Average Annual US Salary by Decade: 1900s-2020s

Below is the cleanest way to look at it: average annual U.S. wage/salary by decade, using the Social Security National Average Wage Index where available.

For 1951 onward, SSA is the best consistent series.

Earlier decades are less clean, so treat 1900–1940 as approximate historical wage/earnings figures, not perfectly comparable modern “salary” data.

Decade Approx. average annual U.S. wage/salary
1900s ~$500–$750
1910s ~$550–$1,100
1920s ~$1,300–$1,500
1930s ~$1,300–$1,400
1940s ~$1,700–$2,700
1950s ~$3,341
1960s ~$4,763
1970s ~$8,510
1980s ~$16,420
1990s ~$25,004
2000s ~$36,610
2010s ~$47,365
2020s ~$63,293 so far, 2020–2024

A few important notes:

The SSA National Average Wage Index begins in 1951 and reports 2024 at $69,846.57, up from $66,621.80 in 2023. SSA says the wage data are based on wages subject to federal income taxes plus deferred compensation contributions.

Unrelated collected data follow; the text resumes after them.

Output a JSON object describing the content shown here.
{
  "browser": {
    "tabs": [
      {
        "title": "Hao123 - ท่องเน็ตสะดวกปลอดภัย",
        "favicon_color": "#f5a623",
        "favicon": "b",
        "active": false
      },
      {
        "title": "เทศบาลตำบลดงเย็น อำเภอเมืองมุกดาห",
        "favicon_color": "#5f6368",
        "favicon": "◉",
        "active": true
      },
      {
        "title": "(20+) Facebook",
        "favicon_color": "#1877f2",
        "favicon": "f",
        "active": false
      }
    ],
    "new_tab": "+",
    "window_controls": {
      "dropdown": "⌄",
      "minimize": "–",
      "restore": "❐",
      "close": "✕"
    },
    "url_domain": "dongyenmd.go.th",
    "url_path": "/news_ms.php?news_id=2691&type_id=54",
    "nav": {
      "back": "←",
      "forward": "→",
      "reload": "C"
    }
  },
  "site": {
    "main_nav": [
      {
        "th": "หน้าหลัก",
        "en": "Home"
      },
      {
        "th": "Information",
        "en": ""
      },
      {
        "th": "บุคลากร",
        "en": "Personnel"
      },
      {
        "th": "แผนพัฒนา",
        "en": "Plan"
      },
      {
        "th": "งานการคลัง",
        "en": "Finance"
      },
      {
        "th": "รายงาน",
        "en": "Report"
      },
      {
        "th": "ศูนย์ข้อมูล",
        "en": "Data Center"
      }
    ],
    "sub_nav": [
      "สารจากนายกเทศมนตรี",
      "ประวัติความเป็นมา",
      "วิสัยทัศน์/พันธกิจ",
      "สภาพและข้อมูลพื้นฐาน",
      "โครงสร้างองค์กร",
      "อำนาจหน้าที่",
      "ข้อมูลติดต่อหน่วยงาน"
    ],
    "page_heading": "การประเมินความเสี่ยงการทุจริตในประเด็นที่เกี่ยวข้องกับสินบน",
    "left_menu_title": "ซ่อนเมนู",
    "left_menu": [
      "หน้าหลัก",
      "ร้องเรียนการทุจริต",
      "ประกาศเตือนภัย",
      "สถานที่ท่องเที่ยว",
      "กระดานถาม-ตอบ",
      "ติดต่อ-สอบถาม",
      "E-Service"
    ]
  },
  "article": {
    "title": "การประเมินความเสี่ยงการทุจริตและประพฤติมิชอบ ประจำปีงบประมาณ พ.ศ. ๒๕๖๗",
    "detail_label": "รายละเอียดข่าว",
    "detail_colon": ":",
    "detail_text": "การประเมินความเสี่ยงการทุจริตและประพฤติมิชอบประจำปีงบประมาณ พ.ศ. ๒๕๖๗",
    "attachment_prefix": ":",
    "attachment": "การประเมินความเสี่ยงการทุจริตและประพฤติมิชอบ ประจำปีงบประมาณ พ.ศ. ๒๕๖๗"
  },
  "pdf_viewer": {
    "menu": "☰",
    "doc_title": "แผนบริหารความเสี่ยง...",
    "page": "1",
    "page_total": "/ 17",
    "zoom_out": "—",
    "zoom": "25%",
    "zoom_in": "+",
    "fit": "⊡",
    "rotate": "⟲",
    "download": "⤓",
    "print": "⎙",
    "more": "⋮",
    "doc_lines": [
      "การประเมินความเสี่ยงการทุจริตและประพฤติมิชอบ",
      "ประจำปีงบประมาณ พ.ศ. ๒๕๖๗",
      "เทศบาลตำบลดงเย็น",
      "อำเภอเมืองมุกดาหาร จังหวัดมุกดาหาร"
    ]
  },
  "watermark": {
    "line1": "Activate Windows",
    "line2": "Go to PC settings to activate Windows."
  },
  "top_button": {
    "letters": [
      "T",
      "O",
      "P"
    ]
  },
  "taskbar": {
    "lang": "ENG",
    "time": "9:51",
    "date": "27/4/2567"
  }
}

For the 1950s, I averaged SSA’s 1951–1959 figures because the series starts in 1951, not 1950. SSA lists 1951 at $2,799.16 and 1959 at $3,855.80.

For the 1920s, one historical series from FRED/NBER tracks “Average Absolute Annual Earnings” for manufacturing wage earners. It shows $1,317 in January 1920 and $1,337 in December 1928, in dollars per year.

For the 1930s, the National Archives notes that the 1940 Census found average income of $1,368, while unemployment averaged 18.26% in the 1930s.

For the 1900s, wage-earning men averaged $11.16 per week in 1905, while women averaged $6.17 per week; annual family income averaged $749.50 in 1903.

So the broad story is: roughly $500–$1,500 per year before World *** II, around $3,000–$5,000 by the 1950s/60s, around $25,000 by the 1990s, and around $70,000 by 2024.